DataFrame 中的 Python 数字格式

Python Number Formatting in DataFrame

提问人:lostwanderer 提问时间:1/15/2022 更新时间:1/15/2022 访问量:471

问:

我正在整理一个 p 值表(在下面的代码中var_sig),但我无法让数字以小数点后 4 位显示。我尝试了映射函数,但它返回了错误消息“未知格式代码'f'类型为'str'类型的对象。然后我尝试将 pval 包装在 float() 中,但这也返回了一个错误。如何修复以下代码?

insdf = pd.DataFrame({'n':[500,1200,100,400,500,300],
                     'c':[42, 37, 1, 101, 73, 14],
                     'car':['small','medium','large','small','medium','large'],
                     'age':[1,1,1,2,2,2]})
insdf['n_log']=np.log(insdf['n'])
ratingvar = ['car','age']
def glm_freq(df, family, ratingvar, exposure, response, offset):  
    h2o.no_progress()
    hf = h2o.H2OFrame(df)    
    # first convert to categorical variables
    print('***Rebasing levels***')
    for r in ratingvar:
        hf[r] = hf[r].asfactor()
    # then re-basing on level with most exposure
        rebase = pd.pivot_table(df, 
                                values=[exposure], 
                                index=[r], 
                                aggfunc=np.sum).sort_values((exposure), ascending=False).index.to_list()
        rebase_list = [str(x) for x in rebase]
        hf[r] = hf[r].set_levels(levels=rebase_list)

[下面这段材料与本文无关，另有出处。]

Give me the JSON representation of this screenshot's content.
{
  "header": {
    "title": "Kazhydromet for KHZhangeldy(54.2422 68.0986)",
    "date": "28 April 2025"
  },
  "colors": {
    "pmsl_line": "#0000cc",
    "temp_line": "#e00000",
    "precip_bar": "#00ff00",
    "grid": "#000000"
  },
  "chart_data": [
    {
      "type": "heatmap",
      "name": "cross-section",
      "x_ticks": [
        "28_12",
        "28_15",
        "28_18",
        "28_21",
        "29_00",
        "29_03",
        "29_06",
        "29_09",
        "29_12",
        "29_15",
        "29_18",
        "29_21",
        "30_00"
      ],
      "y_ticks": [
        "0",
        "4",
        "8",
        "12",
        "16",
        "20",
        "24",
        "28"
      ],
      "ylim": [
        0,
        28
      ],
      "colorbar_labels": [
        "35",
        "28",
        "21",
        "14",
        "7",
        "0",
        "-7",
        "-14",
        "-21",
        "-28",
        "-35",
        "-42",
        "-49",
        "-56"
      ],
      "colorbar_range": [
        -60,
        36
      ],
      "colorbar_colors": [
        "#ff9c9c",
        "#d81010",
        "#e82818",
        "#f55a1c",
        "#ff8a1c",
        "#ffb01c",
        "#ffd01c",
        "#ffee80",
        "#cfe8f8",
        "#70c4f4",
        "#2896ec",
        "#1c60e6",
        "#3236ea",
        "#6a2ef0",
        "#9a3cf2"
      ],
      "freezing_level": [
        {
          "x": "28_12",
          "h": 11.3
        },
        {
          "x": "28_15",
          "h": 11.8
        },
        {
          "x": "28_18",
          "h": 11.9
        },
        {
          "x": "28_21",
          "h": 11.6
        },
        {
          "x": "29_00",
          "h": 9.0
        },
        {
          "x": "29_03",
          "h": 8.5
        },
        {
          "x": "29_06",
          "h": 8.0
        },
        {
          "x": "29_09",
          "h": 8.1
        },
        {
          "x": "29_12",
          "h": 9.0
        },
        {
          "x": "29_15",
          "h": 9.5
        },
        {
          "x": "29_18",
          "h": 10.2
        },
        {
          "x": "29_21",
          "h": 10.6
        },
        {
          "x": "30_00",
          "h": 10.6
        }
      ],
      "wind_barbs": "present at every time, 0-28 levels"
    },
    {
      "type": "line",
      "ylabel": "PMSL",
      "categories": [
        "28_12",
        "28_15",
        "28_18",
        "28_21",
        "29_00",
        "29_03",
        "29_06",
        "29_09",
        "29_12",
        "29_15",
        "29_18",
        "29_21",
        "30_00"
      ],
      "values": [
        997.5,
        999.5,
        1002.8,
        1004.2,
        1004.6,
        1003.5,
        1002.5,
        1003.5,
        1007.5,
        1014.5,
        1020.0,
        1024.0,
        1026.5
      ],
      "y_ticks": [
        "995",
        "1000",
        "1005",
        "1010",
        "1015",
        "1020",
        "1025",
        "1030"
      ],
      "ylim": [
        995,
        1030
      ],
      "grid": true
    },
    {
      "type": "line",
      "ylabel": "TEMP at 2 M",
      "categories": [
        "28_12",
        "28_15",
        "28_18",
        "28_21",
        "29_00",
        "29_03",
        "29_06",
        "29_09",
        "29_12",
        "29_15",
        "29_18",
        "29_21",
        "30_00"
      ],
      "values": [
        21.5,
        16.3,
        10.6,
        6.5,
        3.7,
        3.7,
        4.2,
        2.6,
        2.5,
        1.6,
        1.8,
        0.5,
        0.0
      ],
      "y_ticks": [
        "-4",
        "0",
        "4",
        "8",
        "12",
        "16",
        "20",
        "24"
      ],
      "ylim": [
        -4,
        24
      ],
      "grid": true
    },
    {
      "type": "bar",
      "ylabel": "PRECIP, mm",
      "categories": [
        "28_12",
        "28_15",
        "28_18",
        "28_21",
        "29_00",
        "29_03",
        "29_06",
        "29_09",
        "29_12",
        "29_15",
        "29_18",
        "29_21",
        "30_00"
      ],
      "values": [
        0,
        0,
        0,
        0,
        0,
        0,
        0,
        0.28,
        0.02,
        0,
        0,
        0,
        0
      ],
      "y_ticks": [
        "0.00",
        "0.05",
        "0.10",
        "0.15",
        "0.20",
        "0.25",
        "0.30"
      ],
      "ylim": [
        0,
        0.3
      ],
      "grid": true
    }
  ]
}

    print('***Fitting GLM***')
    glm_model = H2OGeneralizedLinearEstimator(family= family,
                                              lambda_ = 0,
                                              compute_p_values = True,
                                              offset_column = offset
                                             )
    glm_model.train(ratingvar, response, training_frame= hf)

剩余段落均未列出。